Nelle assemblee popolari che si moltiplicano in queste settimane si rivede la pratica dell’ascolto, del consenso, della costruzione collettiva. Non c’è un verbo unico, non c’è un centro che decide: c’è il bisogno di riprendersi la parola. E dentro questa parola collettiva, l’anarchismo ritrova spazio e senso. Non come ideologia imposta, ma come pratica concreta: solidarietà, mutualismo, autogestione.
La solidarietà non si chiede: si pratica. Si manifesta, si costruisce, si vive. E quando migliaia di persone si muovono insieme, senza aspettare il permesso di nessuno, quella è azione diretta.

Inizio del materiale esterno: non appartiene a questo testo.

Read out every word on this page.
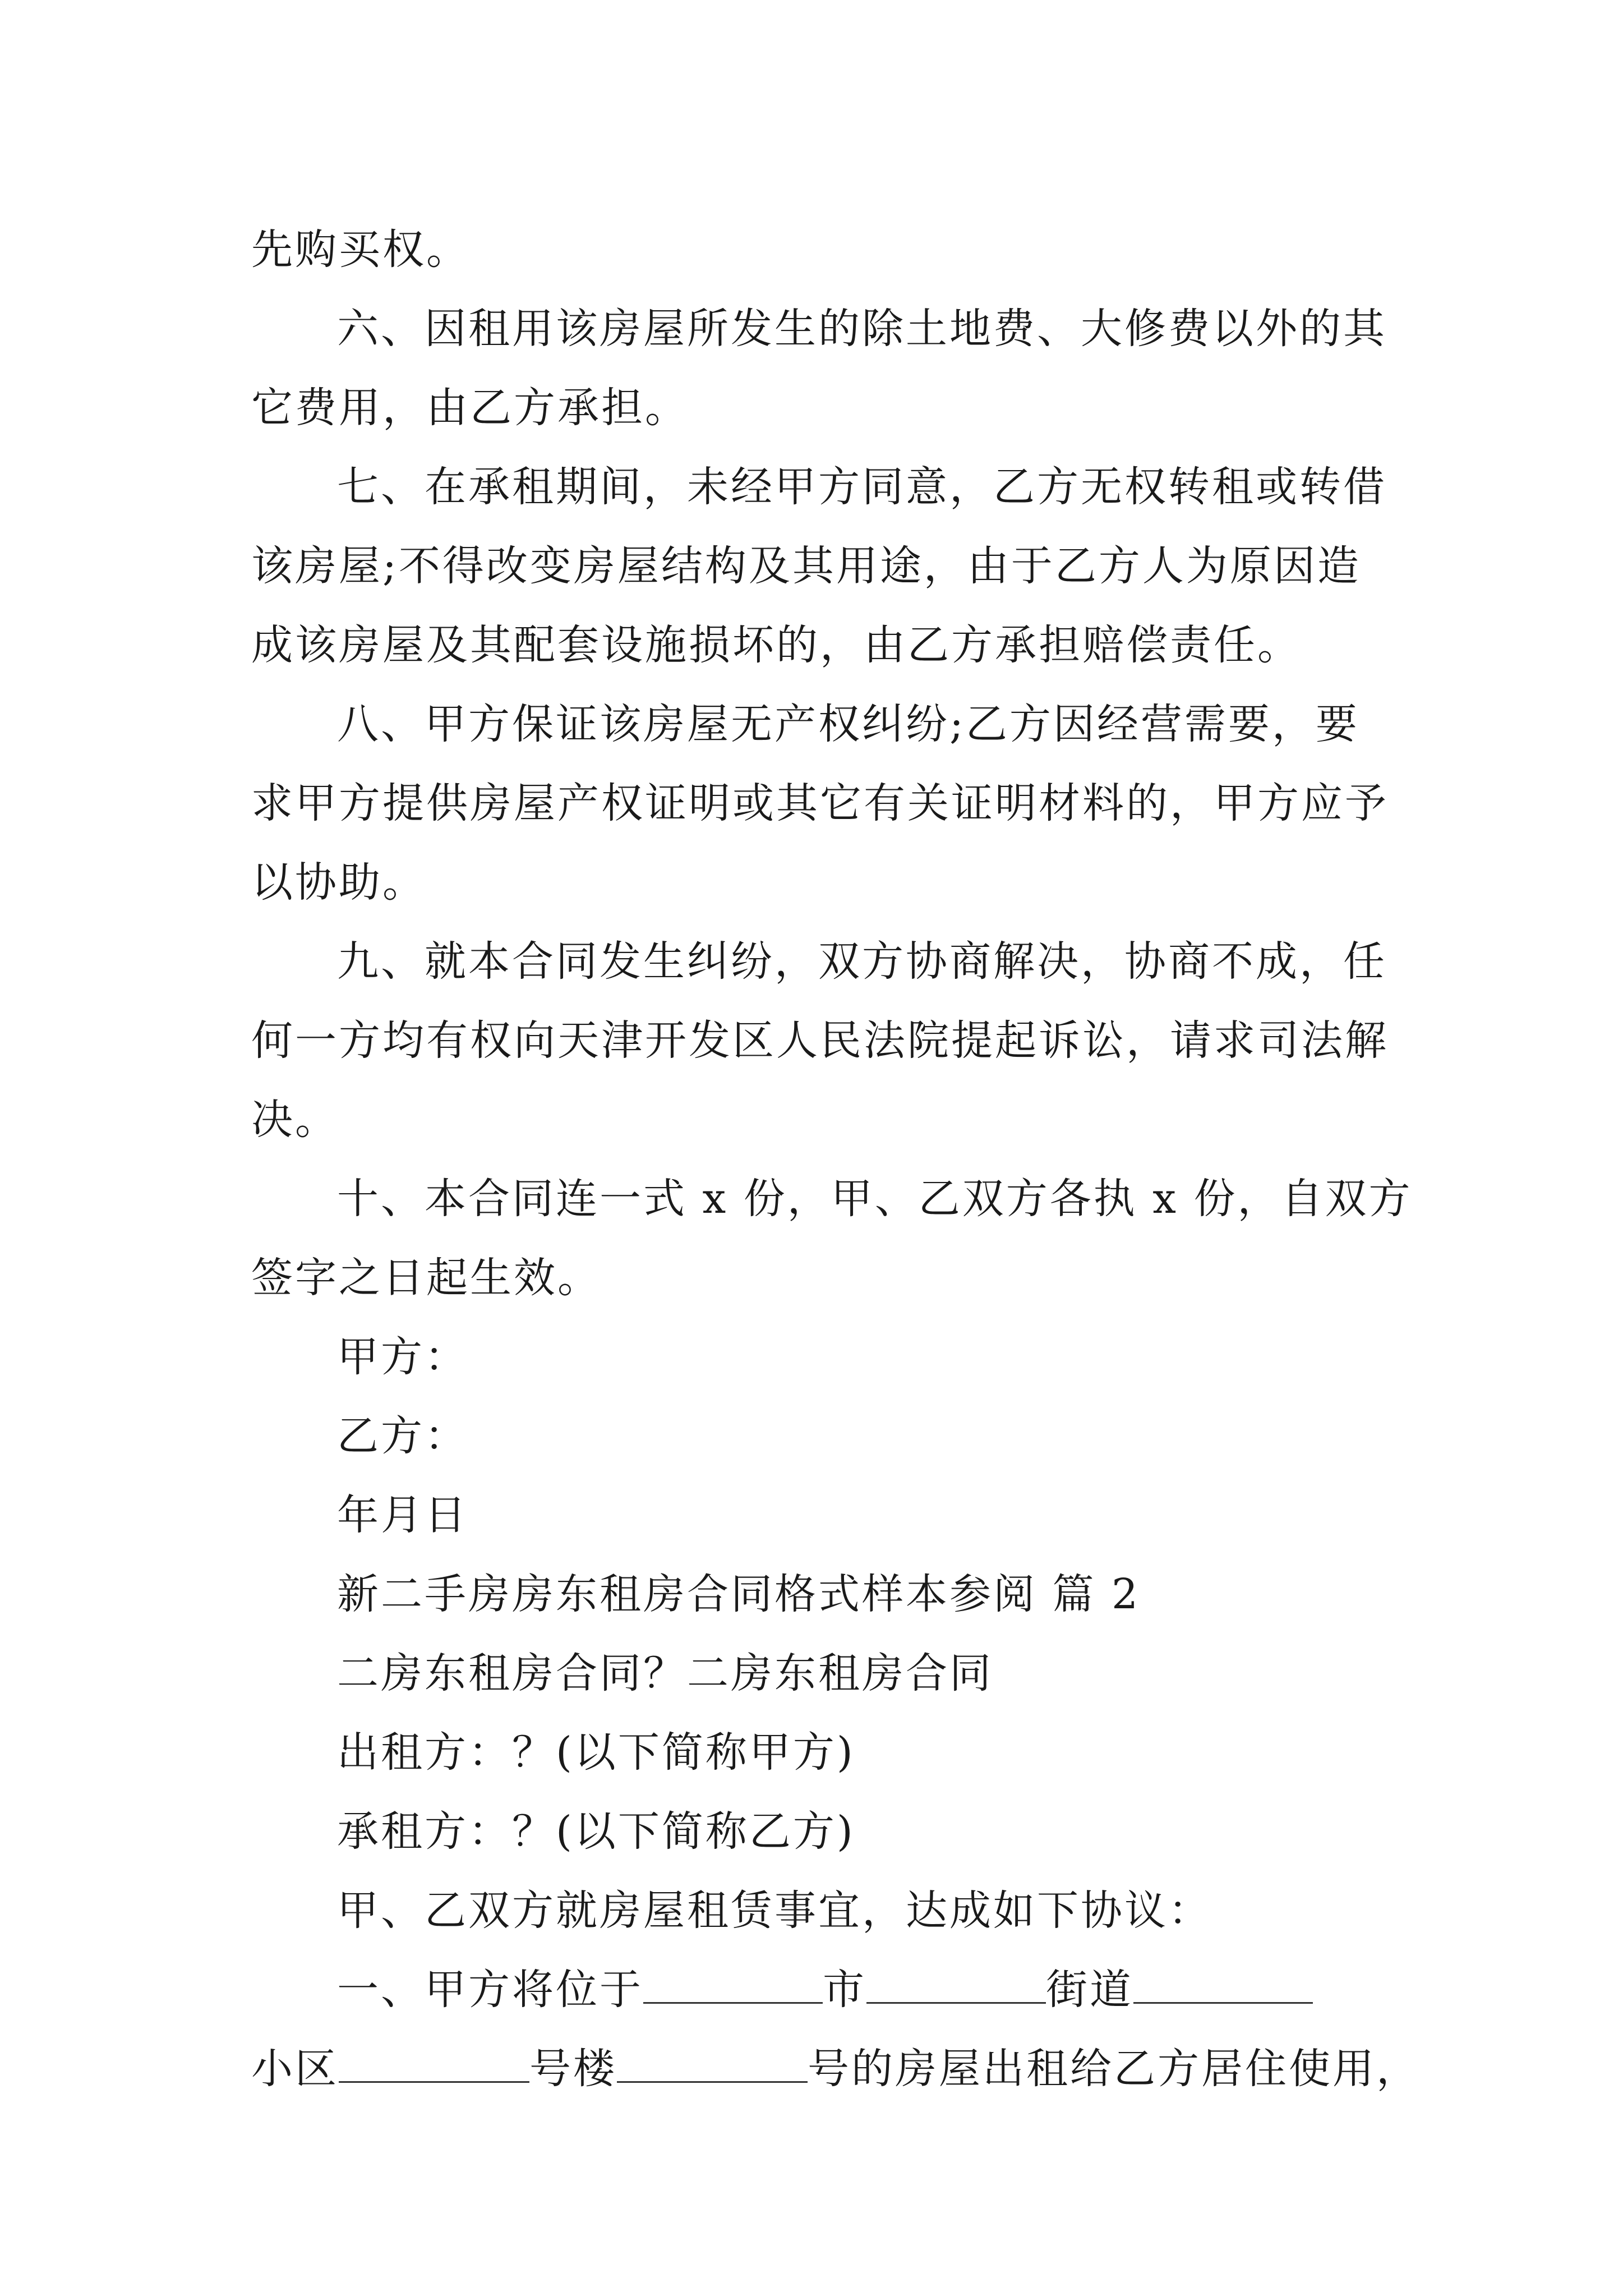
先购买权。
六、因租用该房屋所发生的除土地费、大修费以外的其
它费用，由乙方承担。
七、在承租期间，未经甲方同意，乙方无权转租或转借
该房屋;不得改变房屋结构及其用途，由于乙方人为原因造
成该房屋及其配套设施损坏的，由乙方承担赔偿责任。
八、甲方保证该房屋无产权纠纷;乙方因经营需要，要
求甲方提供房屋产权证明或其它有关证明材料的，甲方应予
以协助。
九、就本合同发生纠纷，双方协商解决，协商不成，任
何一方均有权向天津开发区人民法院提起诉讼，请求司法解
决。
十、本合同连一式 x 份，甲、乙双方各执 x 份，自双方
签字之日起生效。
甲方：
乙方：
年月日
新二手房房东租房合同格式样本参阅 篇 2
二房东租房合同？二房东租房合同
出租方：？(以下简称甲方)
承租方：？(以下简称乙方)
甲、乙双方就房屋租赁事宜，达成如下协议：
一、甲方将位于	市	街道
小区	号楼	号的房屋出租给乙方居住使用，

È il filo rosso che lega la Flottilla a chi sciopera, a chi occupa, a chi apre spazi sociali o difende un quartiere. È la consapevolezza che nessuna autorità restituirà mai ciò che ci spetta: dobbiamo prendercelo insieme, con intelligenza e determinazione.
Oggi, in Italia, si respira di nuovo qualcosa che somiglia a una speranza. Non ingenua, non messianica, ma umana e concreta. È il desiderio di giustizia che nasce dal basso e che non può più essere ignorato. Se sapremo coltivarlo, se sapremo intrecciare le nostre lotte, forse questa volta il vento non passerà invano.